New technologies, new avenues

Genetic information has immensely helped researchers understand the mechanisms of disease as well as individual patients’ reactions to medications. Warfarin is an example of pharmaceuticals that either utilise genetic information to inform dosing, or whose activity and effectiveness is determined by inherent genetic properties of the patient. This genetic information is a result of achievements using technological advances. New technologies open new avenues of development, and for CSL they help identify new drug targets to pursue. Dr Wilson and his team recently worked with AGRF to understand antibody repertoire through sequencing analysis.

“A lot of therapeutics are antibody based. Understanding the antibody repertoire at a sequence level saves a lot of time and improves quality in our experimental design. The technology impact is read length, which has become significantly longer over the past few years. The antibody region that is variable and binds to the target antigen is about 450 base pairs in length. This technology improvement allows us to sequence the whole region in one hit”. “We can now complete a full antibody repertoire analysis which is a key technological gain for us”. “Other key technological shifts that will really make an impact include genomic sequencing for gene insertion analysis and genome wide association SNP analysis”.

Accessing genomic technology

Outsourcing services is a strategic decision for most organisations. In particular when technology changes rapidly and requires frequent cycles of new capital expenditure. This was the key driver for Dr Wilson’s group to outsource genomic services. “It’s vital to work with an organisation that has a strong background in technology. It becomes even more important when you start exploring a new area or developing methodologies”, said Dr Wilson.

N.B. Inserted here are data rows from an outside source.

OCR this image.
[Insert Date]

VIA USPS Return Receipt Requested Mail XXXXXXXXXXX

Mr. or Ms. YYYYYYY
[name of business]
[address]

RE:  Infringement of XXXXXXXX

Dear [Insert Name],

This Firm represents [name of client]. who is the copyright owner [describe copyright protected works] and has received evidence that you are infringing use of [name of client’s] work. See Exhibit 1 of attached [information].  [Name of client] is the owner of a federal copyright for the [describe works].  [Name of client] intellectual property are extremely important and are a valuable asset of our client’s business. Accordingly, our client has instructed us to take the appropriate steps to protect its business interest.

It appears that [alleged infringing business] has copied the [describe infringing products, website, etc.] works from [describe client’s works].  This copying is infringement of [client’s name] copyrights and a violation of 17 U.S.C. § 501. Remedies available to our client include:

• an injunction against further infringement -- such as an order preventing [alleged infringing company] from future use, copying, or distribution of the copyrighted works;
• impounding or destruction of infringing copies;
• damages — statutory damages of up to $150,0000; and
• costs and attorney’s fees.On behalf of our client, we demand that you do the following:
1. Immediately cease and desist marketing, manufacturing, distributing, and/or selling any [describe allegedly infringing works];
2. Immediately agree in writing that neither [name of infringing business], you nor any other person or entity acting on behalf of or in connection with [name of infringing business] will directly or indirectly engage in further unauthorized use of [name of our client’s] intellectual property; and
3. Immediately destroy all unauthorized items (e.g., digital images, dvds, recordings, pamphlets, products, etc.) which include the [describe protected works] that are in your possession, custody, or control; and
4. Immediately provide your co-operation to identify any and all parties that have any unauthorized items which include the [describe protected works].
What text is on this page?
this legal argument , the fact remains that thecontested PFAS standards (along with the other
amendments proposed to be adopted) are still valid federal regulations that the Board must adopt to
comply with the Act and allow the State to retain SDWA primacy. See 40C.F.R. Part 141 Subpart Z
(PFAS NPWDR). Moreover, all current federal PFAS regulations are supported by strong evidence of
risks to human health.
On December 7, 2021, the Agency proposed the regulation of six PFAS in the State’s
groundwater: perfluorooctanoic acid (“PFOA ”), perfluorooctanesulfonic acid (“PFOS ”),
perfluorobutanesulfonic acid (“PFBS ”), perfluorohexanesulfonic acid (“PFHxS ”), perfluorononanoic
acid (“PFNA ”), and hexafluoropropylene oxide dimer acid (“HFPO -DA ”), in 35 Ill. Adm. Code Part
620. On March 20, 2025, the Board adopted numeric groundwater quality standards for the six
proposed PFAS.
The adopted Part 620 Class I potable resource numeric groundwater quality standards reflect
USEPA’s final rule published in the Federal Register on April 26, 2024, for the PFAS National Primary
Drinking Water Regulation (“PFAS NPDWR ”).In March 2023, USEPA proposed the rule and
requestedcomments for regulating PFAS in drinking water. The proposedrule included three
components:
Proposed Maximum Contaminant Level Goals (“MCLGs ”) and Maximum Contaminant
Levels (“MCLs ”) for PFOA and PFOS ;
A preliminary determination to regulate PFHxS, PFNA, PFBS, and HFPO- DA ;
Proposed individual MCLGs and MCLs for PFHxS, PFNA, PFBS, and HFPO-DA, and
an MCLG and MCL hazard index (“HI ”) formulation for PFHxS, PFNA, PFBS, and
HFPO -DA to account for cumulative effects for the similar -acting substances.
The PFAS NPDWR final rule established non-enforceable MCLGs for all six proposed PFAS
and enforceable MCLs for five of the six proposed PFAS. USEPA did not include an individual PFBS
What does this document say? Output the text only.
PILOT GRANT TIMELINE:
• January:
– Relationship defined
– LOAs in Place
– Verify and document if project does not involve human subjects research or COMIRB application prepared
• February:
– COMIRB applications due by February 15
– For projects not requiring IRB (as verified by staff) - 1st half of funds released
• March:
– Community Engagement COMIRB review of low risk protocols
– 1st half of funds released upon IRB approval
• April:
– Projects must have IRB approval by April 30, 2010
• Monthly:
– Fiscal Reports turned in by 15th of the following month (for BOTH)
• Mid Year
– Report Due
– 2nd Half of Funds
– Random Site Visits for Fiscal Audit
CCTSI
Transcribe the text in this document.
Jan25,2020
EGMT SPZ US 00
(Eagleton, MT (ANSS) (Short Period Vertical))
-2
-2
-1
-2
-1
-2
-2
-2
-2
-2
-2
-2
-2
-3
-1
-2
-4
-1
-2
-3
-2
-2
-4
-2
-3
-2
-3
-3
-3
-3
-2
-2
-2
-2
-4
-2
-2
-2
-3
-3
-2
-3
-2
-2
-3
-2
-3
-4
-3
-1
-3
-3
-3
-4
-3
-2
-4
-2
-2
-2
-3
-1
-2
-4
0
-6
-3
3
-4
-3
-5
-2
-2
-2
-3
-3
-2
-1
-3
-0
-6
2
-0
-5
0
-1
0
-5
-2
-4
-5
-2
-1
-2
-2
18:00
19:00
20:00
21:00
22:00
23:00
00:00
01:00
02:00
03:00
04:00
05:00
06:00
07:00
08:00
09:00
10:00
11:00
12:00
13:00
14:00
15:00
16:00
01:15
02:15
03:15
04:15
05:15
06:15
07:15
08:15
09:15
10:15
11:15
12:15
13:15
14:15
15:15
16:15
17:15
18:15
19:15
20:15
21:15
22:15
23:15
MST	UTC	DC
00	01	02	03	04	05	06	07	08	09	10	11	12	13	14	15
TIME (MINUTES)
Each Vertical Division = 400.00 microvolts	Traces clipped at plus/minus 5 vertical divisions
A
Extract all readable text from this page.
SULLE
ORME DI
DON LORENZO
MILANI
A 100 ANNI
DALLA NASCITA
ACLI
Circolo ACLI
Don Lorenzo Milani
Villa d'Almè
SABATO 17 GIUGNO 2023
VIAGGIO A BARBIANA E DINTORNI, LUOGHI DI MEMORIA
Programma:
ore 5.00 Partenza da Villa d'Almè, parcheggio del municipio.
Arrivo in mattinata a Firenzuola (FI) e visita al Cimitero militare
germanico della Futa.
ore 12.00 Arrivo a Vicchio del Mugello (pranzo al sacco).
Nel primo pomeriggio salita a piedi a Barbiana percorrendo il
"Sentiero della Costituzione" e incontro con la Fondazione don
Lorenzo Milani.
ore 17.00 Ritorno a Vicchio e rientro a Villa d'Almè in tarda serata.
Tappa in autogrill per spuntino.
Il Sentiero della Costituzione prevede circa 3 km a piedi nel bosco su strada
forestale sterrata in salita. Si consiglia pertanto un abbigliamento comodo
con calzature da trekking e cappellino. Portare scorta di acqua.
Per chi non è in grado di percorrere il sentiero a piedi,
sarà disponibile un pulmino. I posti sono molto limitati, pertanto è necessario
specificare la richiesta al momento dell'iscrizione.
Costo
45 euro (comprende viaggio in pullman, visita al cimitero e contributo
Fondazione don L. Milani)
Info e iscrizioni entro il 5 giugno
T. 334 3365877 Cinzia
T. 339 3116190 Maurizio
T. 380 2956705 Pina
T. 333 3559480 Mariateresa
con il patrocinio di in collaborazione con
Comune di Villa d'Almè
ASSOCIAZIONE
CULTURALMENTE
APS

Working with Dr Wilson and the CSL team on RNA sequencing analysis, a collaborative approach with AGRF helped them transition methodologies from microarray to RNA sequencing. A project that required regular communication and a great deal of advice. “It becomes more than just receiving data. It is the expertise that comes with it. For us it is most important that we work with people we trust”, says Dr Wilson. “Having easy access to a genomics provider was a key factor in our decision making. Having access to high quality sequencing and capability just around the corner is something we really value”.